The sticking point for Piaf neophytes is Dahan's flashback-flashforward structure, which is either artful or a desperate attempt to "find" the film in the editing room. It's needlessly complicated but not entirely chaotic, and Dahan attempts to suggest, in the late going, a method to the narrative madness: what we see may be her life as remembered from her deathbed. The technique is poetically fragmentary, as when Piaf, learning of a lover's death, stumbles from her hotel suite onto a concert-hall stage, once more to pour her heart out. In this torrid story, each scene is an art song of misery. (As for the vocals heard in the film, they're often Piaf but sometimes soundalike Jil Aigrot, in the interest of sound quality.)

After a while immersed in the 140-minute film, one may feel in the midst of one of Piaf's own clouded head trips, brought on by a combination of illness, grief, and substances.
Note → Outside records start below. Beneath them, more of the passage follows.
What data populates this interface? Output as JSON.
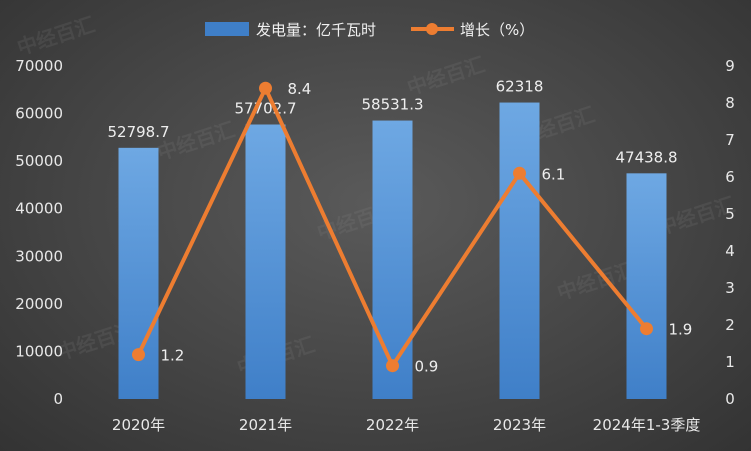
{
  "legend": {
    "bar_label": "发电量：亿千瓦时",
    "line_label": "增长（%）"
  },
  "watermark": "中经百汇",
  "colors": {
    "bar_top": "#6ea8e3",
    "bar_bottom": "#3f7fc8",
    "line": "#ed7d31",
    "text": "#e8e8e8"
  },
  "chart_data": {
    "type": "bar",
    "categories": [
      "2020年",
      "2021年",
      "2022年",
      "2023年",
      "2024年1-3季度"
    ],
    "series": [
      {
        "name": "发电量：亿千瓦时",
        "type": "bar",
        "axis": "left",
        "values": [
          52798.7,
          57702.7,
          58531.3,
          62318,
          47438.8
        ],
        "labels": [
          "52798.7",
          "57702.7",
          "58531.3",
          "62318",
          "47438.8"
        ]
      },
      {
        "name": "增长（%）",
        "type": "line",
        "axis": "right",
        "values": [
          1.2,
          8.4,
          0.9,
          6.1,
          1.9
        ],
        "labels": [
          "1.2",
          "8.4",
          "0.9",
          "6.1",
          "1.9"
        ]
      }
    ],
    "y_left": {
      "ylim": [
        0,
        70000
      ],
      "ticks": [
        "0",
        "10000",
        "20000",
        "30000",
        "40000",
        "50000",
        "60000",
        "70000"
      ]
    },
    "y_right": {
      "ylim": [
        0,
        9
      ],
      "ticks": [
        "0",
        "1",
        "2",
        "3",
        "4",
        "5",
        "6",
        "7",
        "8",
        "9"
      ]
    },
    "grid": false,
    "legend_position": "top-center"
  }
}
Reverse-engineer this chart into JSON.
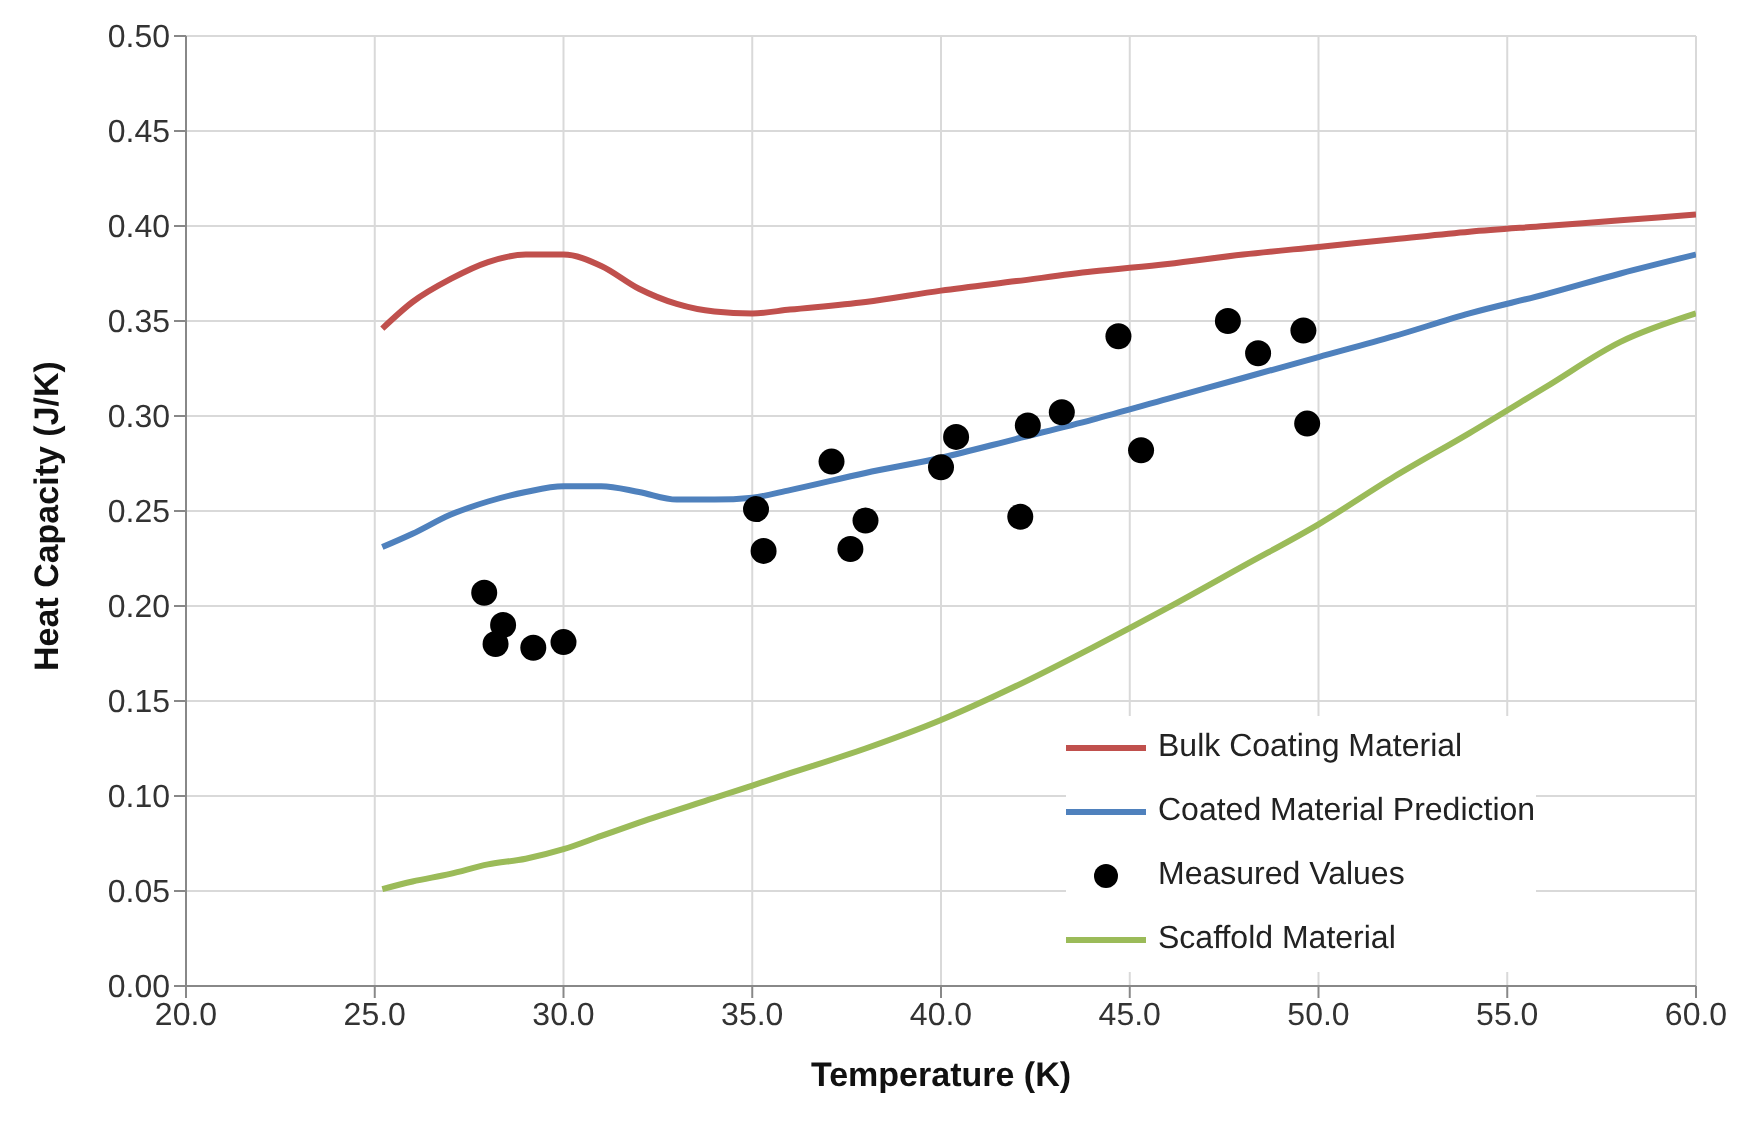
{
  "chart_data": {
    "type": "line",
    "xlabel": "Temperature (K)",
    "ylabel": "Heat Capacity  (J/K)",
    "xlim": [
      20,
      60
    ],
    "xticks": [
      {
        "value": 20,
        "label": "20.0"
      },
      {
        "value": 25,
        "label": "25.0"
      },
      {
        "value": 30,
        "label": "30.0"
      },
      {
        "value": 35,
        "label": "35.0"
      },
      {
        "value": 40,
        "label": "40.0"
      },
      {
        "value": 45,
        "label": "45.0"
      },
      {
        "value": 50,
        "label": "50.0"
      },
      {
        "value": 55,
        "label": "55.0"
      },
      {
        "value": 60,
        "label": "60.0"
      }
    ],
    "ylim": [
      0,
      0.5
    ],
    "yticks": [
      {
        "value": 0,
        "label": "0.00"
      },
      {
        "value": 0.05,
        "label": "0.05"
      },
      {
        "value": 0.1,
        "label": "0.10"
      },
      {
        "value": 0.15,
        "label": "0.15"
      },
      {
        "value": 0.2,
        "label": "0.20"
      },
      {
        "value": 0.25,
        "label": "0.25"
      },
      {
        "value": 0.3,
        "label": "0.30"
      },
      {
        "value": 0.35,
        "label": "0.35"
      },
      {
        "value": 0.4,
        "label": "0.40"
      },
      {
        "value": 0.45,
        "label": "0.45"
      },
      {
        "value": 0.5,
        "label": "0.50"
      }
    ],
    "grid": true,
    "legend": "bottom right",
    "marker": "none",
    "line_style": "solid",
    "series": [
      {
        "name": "Bulk Coating Material",
        "color": "#c0504d",
        "x": [
          25.2,
          26,
          27,
          28,
          29,
          30,
          31,
          32,
          33,
          34,
          35,
          36,
          38,
          40,
          42,
          44,
          46,
          48,
          50,
          52,
          54,
          56,
          58,
          60
        ],
        "values": [
          0.346,
          0.36,
          0.372,
          0.381,
          0.385,
          0.385,
          0.379,
          0.367,
          0.359,
          0.355,
          0.354,
          0.356,
          0.36,
          0.366,
          0.371,
          0.376,
          0.38,
          0.385,
          0.389,
          0.393,
          0.397,
          0.4,
          0.403,
          0.406
        ]
      },
      {
        "name": "Coated Material Prediction",
        "color": "#4f81bd",
        "x": [
          25.2,
          26,
          27,
          28,
          29,
          30,
          31,
          32,
          33,
          34,
          35,
          36,
          38,
          40,
          42,
          44,
          46,
          48,
          50,
          52,
          54,
          56,
          58,
          60
        ],
        "values": [
          0.231,
          0.238,
          0.248,
          0.255,
          0.26,
          0.263,
          0.263,
          0.26,
          0.256,
          0.256,
          0.257,
          0.261,
          0.27,
          0.278,
          0.288,
          0.298,
          0.309,
          0.32,
          0.331,
          0.342,
          0.354,
          0.364,
          0.375,
          0.385
        ]
      },
      {
        "name": "Measured Values",
        "type": "scatter",
        "color": "#000000",
        "marker": "circle",
        "x": [
          27.9,
          28.4,
          28.2,
          29.2,
          30.0,
          35.1,
          35.3,
          37.1,
          37.6,
          38.0,
          40.0,
          40.4,
          42.1,
          42.3,
          43.2,
          44.7,
          45.3,
          47.6,
          48.4,
          49.6,
          49.7
        ],
        "values": [
          0.207,
          0.19,
          0.18,
          0.178,
          0.181,
          0.251,
          0.229,
          0.276,
          0.23,
          0.245,
          0.273,
          0.289,
          0.247,
          0.295,
          0.302,
          0.342,
          0.282,
          0.35,
          0.333,
          0.345,
          0.296
        ]
      },
      {
        "name": "Scaffold Material",
        "color": "#9bbb59",
        "x": [
          25.2,
          26,
          27,
          28,
          29,
          30,
          31,
          32,
          34,
          36,
          38,
          40,
          42,
          44,
          46,
          48,
          50,
          52,
          54,
          56,
          58,
          60
        ],
        "values": [
          0.051,
          0.055,
          0.059,
          0.064,
          0.067,
          0.072,
          0.079,
          0.086,
          0.099,
          0.112,
          0.125,
          0.14,
          0.158,
          0.178,
          0.199,
          0.221,
          0.243,
          0.268,
          0.291,
          0.315,
          0.339,
          0.354
        ]
      }
    ]
  }
}
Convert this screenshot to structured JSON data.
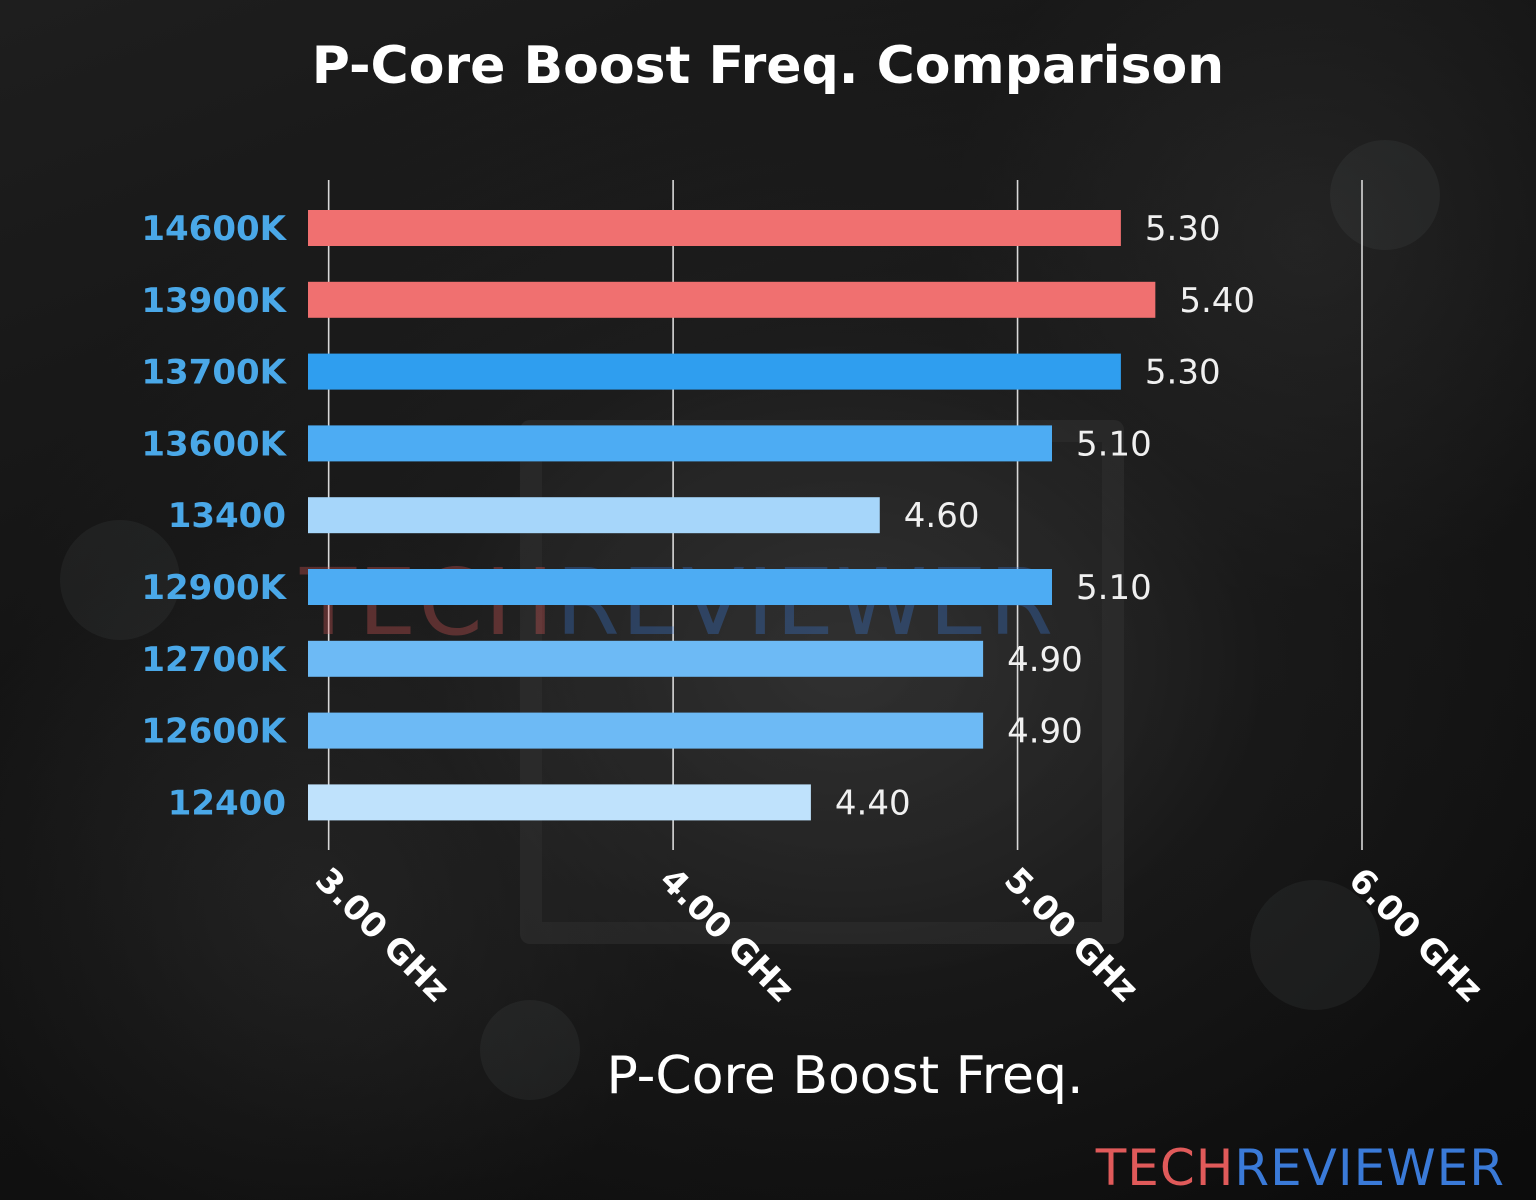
{
  "colors": {
    "red_bar": "#f07070",
    "blue_dark": "#2f9eef",
    "blue_mid": "#4dacf3",
    "blue_light": "#6dbaf5",
    "blue_pale": "#a6d6fa",
    "blue_palest": "#bfe2fc",
    "category_label": "#4aa8e8",
    "watermark_red": "#e05a5a",
    "watermark_blue": "#3a7ad8"
  },
  "watermark": {
    "part1": "TECH",
    "part2": "REVIEWER"
  },
  "chart_data": {
    "type": "bar",
    "orientation": "horizontal",
    "title": "P-Core Boost Freq. Comparison",
    "xlabel": "P-Core Boost Freq.",
    "ylabel": "",
    "categories": [
      "14600K",
      "13900K",
      "13700K",
      "13600K",
      "13400",
      "12900K",
      "12700K",
      "12600K",
      "12400"
    ],
    "values": [
      5.3,
      5.4,
      5.3,
      5.1,
      4.6,
      5.1,
      4.9,
      4.9,
      4.4
    ],
    "value_labels": [
      "5.30",
      "5.40",
      "5.30",
      "5.10",
      "4.60",
      "5.10",
      "4.90",
      "4.90",
      "4.40"
    ],
    "bar_colors": [
      "#f07070",
      "#f07070",
      "#2f9eef",
      "#4dacf3",
      "#a6d6fa",
      "#4dacf3",
      "#6dbaf5",
      "#6dbaf5",
      "#bfe2fc"
    ],
    "xlim": [
      2.94,
      6.0
    ],
    "xticks": [
      3.0,
      4.0,
      5.0,
      6.0
    ],
    "xtick_labels": [
      "3.00 GHz",
      "4.00 GHz",
      "5.00 GHz",
      "6.00 GHz"
    ],
    "grid": true
  }
}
In a striking, strident turn, Marion Cotillard takes the tack that Piaf was larger than life, so the actress' performance must be equally risky. Cotillard portrays Piaf as mercurial and reckless, but one who wields her ego in ways that are keenly productive. When told, "You can't do this," she responds, "I can't? Then what's the point of being Edith Piaf?" Touché. A doctor tells her, "You're playing with your life." "You have to play with something," she answers. The hugely ambitious Dahan evidently sees a soul mate in his subject.

There's some magnificent Steadicam work (as when Piaf discovers a body), tasteful use of special effects to fill in period settings, and plenty of intriguing cinematic staging. Dahan plays Piaf's concert-hall debut silent, a counter-intuitive but powerful choice. In the final equation, Dahan deserves the benefit of the doubt for his often stunningly realized film, which is more a visual-aural poem about Piaf than a definitive bio-epic of Piaf's complex life story. Cotillard as Piaf and the music of the "little sparrow" are reasons enough to see La Vie En Rose.